Una lettera formalmente firmata Padoan, preparata dai tecnici e dai politici del Mef, seguita e sottoscritta dal presidente del Consiglio e che ha avuto l' avallo politico di Matteo Renzi. Che ha voluto dire la sua, anticipando una offensiva politica che Gentiloni ha intenzione di lanciare nelle prossime settimane: quella contro la politica «doppiopesista» della Commissione europea, forte con i Paesi «deboli» e debole con i «forti».
Scrive il segretario del Pd nel suo blog: «Il team economico di Trump ha fortemente polemizzato con la Germania per lo spaventoso squilibrio commerciale. Questa critica nel nostro continente arriva soprattutto da sinistra. Le regole dicono che il surplus commerciale della Germania non può essere superiore al 6%, oggi è intorno al 9%. Si tratta di una violazione delle regole che fa male a tutta l' Europa. E che la indebolisce a favore dei soli amici tedeschi».

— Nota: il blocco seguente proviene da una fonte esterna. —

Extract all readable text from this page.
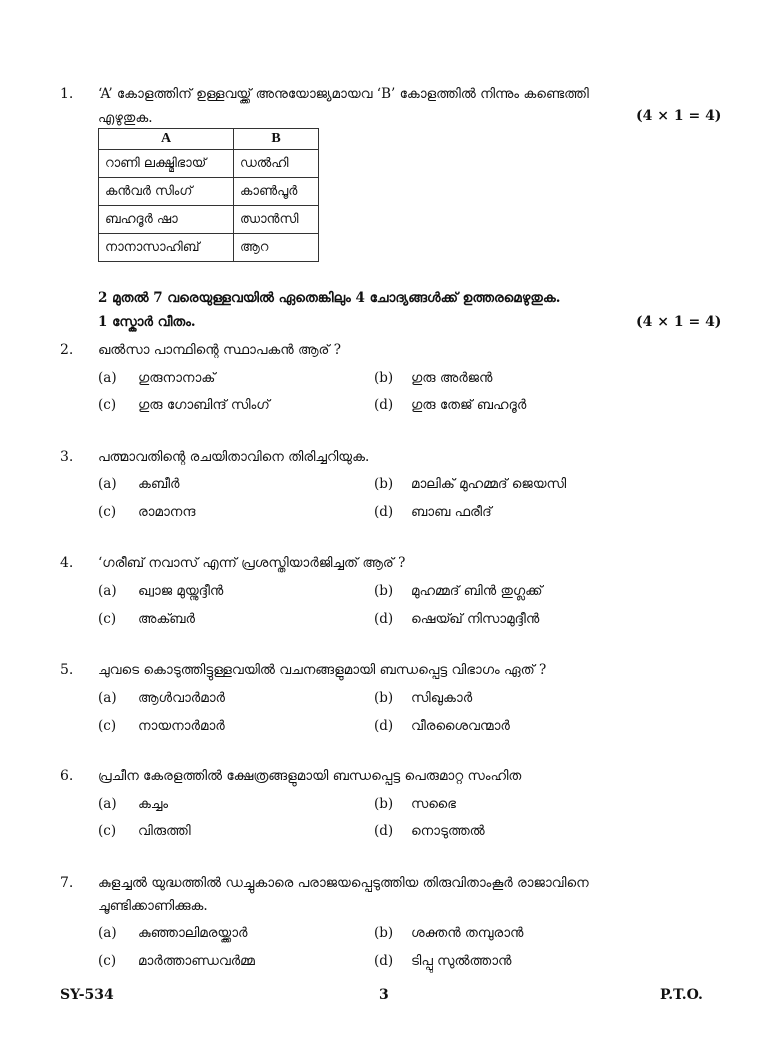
1. ‘A’ കോളത്തിന് ഉള്ളവയ്ക്ക് അനുയോജ്യമായവ ‘B’ കോളത്തിൽ നിന്നും കണ്ടെത്തി
എഴുതുക.	(4 × 1 = 4)
A	B
റാണി ലക്ഷ്മിഭായ്	ഡൽഹി
കൻവർ സിംഗ്	കാൺപൂർ
ബഹദൂർ ഷാ	ഝാൻസി
നാനാസാഹിബ്	ആറ
2 മുതൽ 7 വരെയുള്ളവയിൽ ഏതെങ്കിലും 4 ചോദ്യങ്ങൾക്ക് ഉത്തരമെഴുതുക.
1 സ്കോർ വീതം.	(4 × 1 = 4)
2. ഖൽസാ പാന്ഥിന്റെ സ്ഥാപകൻ ആര് ?
(a) ഗുരുനാനാക്	(b) ഗുരു അർജൻ
(c) ഗുരു ഗോബിന്ദ് സിംഗ്	(d) ഗുരു തേജ് ബഹദൂർ
3. പത്മാവതിന്റെ രചയിതാവിനെ തിരിച്ചറിയുക.
(a) കബീർ	(b) മാലിക് മുഹമ്മദ് ജെയസി
(c) രാമാനന്ദ	(d) ബാബ ഫരീദ്
4. ‘ഗരീബ് നവാസ് എന്ന് പ്രശസ്തിയാർജിച്ചത് ആര് ?
(a) ഖ്വാജ മുയ്നുദ്ദീൻ	(b) മുഹമ്മദ് ബിൻ തുഗ്ലക്ക്
(c) അക്ബർ	(d) ഷെയ്ഖ് നിസാമുദ്ദീൻ
5. ചുവടെ കൊടുത്തിട്ടുള്ളവയിൽ വചനങ്ങളുമായി ബന്ധപ്പെട്ട വിഭാഗം ഏത് ?
(a) ആൾവാർമാർ	(b) സിഖുകാർ
(c) നായനാർമാർ	(d) വീരശൈവന്മാർ
6. പ്രചീന കേരളത്തിൽ ക്ഷേത്രങ്ങളുമായി ബന്ധപ്പെട്ട പെരുമാറ്റ സംഹിത
(a) കച്ചം	(b) സഭൈ
(c) വിരുത്തി	(d) നൊടുത്തൽ
7. കുളച്ചൽ യുദ്ധത്തിൽ ഡച്ചുകാരെ പരാജയപ്പെടുത്തിയ തിരുവിതാംകൂർ രാജാവിനെ
ചൂണ്ടിക്കാണിക്കുക.
(a) കുഞ്ഞാലിമരയ്ക്കാർ	(b) ശക്തൻ തമ്പുരാൻ
(c) മാർത്താണ്ഡവർമ്മ	(d) ടിപ്പു സുൽത്താൻ
SY-534	3	P.T.O.
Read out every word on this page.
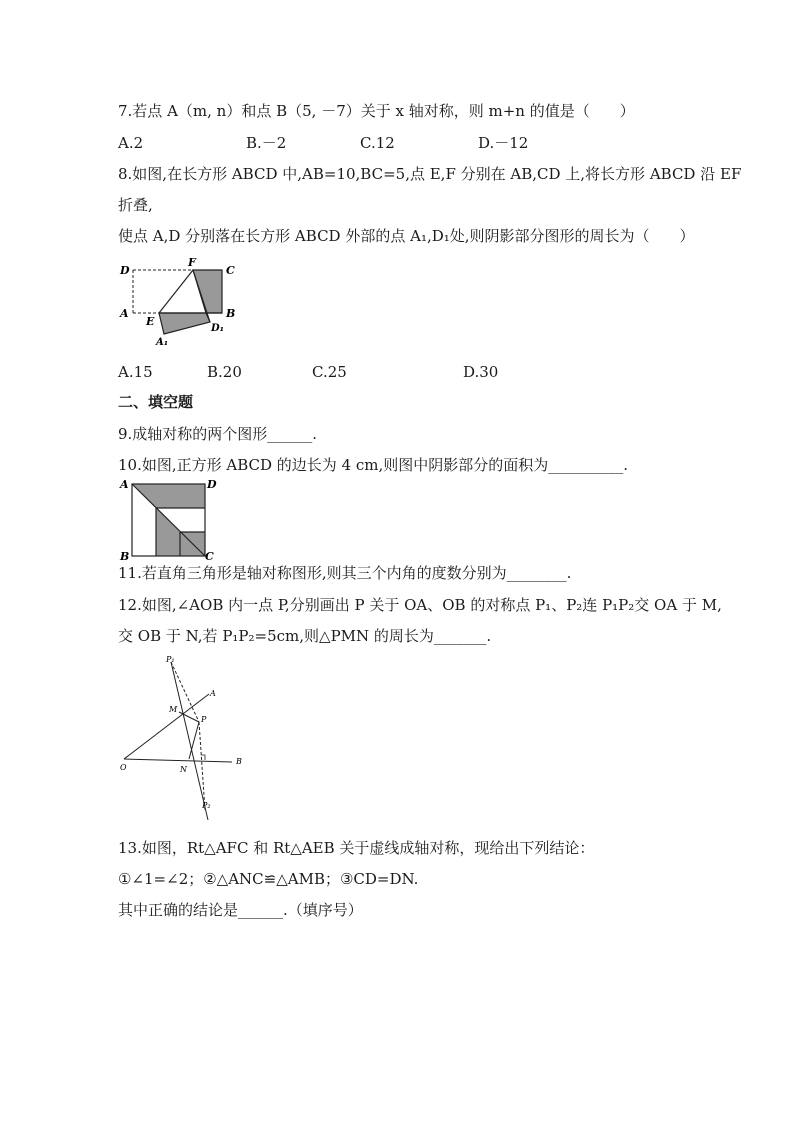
7.若点 A（m, n）和点 B（5, －7）关于 x 轴对称，则 m+n 的值是（　　）
A.2	B.－2	C.12	D.－12
8.如图,在长方形 ABCD 中,AB=10,BC=5,点 E,F 分别在 AB,CD 上,将长方形 ABCD 沿 EF
折叠,
使点 A,D 分别落在长方形 ABCD 外部的点 A₁,D₁处,则阴影部分图形的周长为（　　）
D
F
C
A
E
B
D₁
A₁
A.15	B.20	C.25	D.30
二、填空题
9.成轴对称的两个图形______.
10.如图,正方形 ABCD 的边长为 4 cm,则图中阴影部分的面积为__________.
A	D
B	C
11.若直角三角形是轴对称图形,则其三个内角的度数分别为________.
12.如图,∠AOB 内一点 P,分别画出 P 关于 OA、OB 的对称点 P₁、P₂连 P₁P₂交 OA 于 M,
交 OB 于 N,若 P₁P₂=5cm,则△PMN 的周长为_______.
P₁
A
M
P
O	N
B
P₂
13.如图，Rt△AFC 和 Rt△AEB 关于虚线成轴对称，现给出下列结论：
①∠1=∠2；②△ANC≌△AMB；③CD=DN.
其中正确的结论是______.（填序号）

E ancora: «Dobbiamo rispettare le regole europee, vogliamo continuare a farlo. Ma l' Europa per prima deve chiedere il rispetto delle regole, a tutti. Non solo a noi. Più volte abbiamo posto il tema» del surplus commerciale tedesco «in modo ufficiale, nei tavoli di discussione: vogliamo rispettare le regole. Ma dobbiamo farlo tutti. Anche la Germania. La filosofia dei due pesi e due misure è sbagliata».